Friday, August 05, 2005

de Bono on Critical Thinking

In my first post featuring Edward de Bono, I warned you that he sometimes likes to provoke. Here's a really good one:

de Bono says: "Critical thinking is cheap thinking."

Give that one a good mull.

If you're like me, you might quickly notice that it's the kind of thing a cult leader, or a fuzzy thinker, would say; and you might be right.

You might also notice that it's the kind of thing someone might say to defend an action, or a line of thinking, that you've just criticised -- by trying to deflect you with a kind of metacriticism. You might even think it's a cop-out.

Accepting for the moment that de Bono's utterance is not any of those, what else could be going on here? What kinds of things might he be talking about?

In the spirit of the previous entry, let me remind you that de Bono is using a kind of shorthand here, and being descriptive. Look at the work of most "criticism" (in the vernacular sense) you see and hear in the world, and see if you can successfully apply this thing de Bono says.

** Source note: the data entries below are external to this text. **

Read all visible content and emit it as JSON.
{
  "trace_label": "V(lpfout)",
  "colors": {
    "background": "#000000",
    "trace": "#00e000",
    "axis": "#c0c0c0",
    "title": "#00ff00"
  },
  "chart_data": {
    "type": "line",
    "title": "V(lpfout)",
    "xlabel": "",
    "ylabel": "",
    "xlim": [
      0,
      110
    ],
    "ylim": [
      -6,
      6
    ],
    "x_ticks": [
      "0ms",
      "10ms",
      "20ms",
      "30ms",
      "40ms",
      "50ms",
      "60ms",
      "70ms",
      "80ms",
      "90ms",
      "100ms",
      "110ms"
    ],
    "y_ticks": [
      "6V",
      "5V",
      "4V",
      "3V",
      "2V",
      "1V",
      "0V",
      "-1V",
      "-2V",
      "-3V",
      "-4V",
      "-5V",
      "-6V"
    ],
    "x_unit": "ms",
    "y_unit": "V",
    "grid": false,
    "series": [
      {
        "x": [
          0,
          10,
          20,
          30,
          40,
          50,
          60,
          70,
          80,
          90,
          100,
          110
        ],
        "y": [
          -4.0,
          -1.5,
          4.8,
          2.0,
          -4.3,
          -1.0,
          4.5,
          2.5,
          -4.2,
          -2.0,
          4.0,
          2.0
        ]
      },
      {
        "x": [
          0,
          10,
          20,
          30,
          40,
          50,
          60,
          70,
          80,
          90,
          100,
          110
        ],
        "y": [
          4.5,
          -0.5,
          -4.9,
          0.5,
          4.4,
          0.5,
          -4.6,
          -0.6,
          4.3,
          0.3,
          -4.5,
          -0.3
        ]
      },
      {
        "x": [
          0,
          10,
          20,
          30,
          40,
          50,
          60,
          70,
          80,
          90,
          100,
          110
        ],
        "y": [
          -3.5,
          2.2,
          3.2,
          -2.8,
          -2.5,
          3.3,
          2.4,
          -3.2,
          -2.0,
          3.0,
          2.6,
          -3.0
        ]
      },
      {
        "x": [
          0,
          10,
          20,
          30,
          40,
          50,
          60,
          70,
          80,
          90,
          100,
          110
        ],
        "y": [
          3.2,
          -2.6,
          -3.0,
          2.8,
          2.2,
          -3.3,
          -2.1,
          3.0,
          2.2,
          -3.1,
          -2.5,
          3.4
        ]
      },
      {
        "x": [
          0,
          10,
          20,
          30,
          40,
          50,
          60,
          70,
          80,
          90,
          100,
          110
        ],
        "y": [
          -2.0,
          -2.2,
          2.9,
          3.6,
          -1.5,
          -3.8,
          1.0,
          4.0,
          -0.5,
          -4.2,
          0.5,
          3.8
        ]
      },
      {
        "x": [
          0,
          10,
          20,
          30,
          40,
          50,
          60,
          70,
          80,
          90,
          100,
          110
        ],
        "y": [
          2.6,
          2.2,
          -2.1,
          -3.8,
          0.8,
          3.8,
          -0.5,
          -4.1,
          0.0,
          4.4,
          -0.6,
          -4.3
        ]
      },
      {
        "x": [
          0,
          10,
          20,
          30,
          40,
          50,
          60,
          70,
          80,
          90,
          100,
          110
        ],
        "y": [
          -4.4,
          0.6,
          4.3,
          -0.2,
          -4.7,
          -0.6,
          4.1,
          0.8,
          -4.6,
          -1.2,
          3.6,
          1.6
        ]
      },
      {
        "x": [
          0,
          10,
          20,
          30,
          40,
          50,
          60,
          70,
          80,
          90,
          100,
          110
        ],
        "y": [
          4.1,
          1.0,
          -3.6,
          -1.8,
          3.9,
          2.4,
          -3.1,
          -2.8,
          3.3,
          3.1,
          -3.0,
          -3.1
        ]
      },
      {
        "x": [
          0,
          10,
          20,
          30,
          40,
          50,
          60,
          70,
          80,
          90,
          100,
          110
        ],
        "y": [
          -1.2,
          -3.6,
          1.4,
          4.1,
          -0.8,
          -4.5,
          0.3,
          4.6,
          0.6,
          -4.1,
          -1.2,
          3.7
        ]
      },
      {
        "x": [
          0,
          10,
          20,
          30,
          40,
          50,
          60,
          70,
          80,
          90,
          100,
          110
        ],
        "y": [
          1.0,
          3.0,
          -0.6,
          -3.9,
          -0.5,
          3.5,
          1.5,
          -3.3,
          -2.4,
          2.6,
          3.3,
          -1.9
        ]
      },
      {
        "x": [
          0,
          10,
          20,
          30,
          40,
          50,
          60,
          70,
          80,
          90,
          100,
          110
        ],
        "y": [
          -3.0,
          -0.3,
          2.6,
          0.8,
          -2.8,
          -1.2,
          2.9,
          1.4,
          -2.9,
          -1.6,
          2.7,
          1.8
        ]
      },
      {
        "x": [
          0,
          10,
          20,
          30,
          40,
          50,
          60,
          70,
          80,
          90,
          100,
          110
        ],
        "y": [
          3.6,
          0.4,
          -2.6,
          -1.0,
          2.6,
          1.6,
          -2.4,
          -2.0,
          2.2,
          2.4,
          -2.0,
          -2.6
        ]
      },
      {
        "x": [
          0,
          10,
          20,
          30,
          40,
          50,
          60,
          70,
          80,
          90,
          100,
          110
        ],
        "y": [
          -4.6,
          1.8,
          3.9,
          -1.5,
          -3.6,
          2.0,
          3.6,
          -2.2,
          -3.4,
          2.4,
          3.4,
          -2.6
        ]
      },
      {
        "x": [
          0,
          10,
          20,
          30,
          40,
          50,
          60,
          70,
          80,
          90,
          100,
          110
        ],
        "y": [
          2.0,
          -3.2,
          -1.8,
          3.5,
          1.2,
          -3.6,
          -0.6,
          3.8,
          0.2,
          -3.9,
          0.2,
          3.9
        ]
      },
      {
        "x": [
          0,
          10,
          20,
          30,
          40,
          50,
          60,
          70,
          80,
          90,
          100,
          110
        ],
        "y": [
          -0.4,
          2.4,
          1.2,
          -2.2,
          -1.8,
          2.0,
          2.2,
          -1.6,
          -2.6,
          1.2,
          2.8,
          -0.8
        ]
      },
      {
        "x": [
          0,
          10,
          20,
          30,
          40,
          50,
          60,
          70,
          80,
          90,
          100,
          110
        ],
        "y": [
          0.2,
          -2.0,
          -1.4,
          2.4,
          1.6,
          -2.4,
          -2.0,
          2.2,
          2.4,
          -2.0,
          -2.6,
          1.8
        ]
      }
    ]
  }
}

I'll post a followup pretty soon. Contest winners are prohibited from spoiling this by blurting out the answer -- until a calendar week has passed. OK, Mr Bach? :)

1 Comments:

Anonymous Anonymous said...

Yes I think it is espicialy in the majority of cases:

critical thinking looks to discover what is wrong - what is the problem.

I don't know what Bono's alterntive is but I would suggest that "creative" thinking would be good

creative thinking would be to think of solutions to the problem - a lot harder but far more valueble than cheap critical thinking.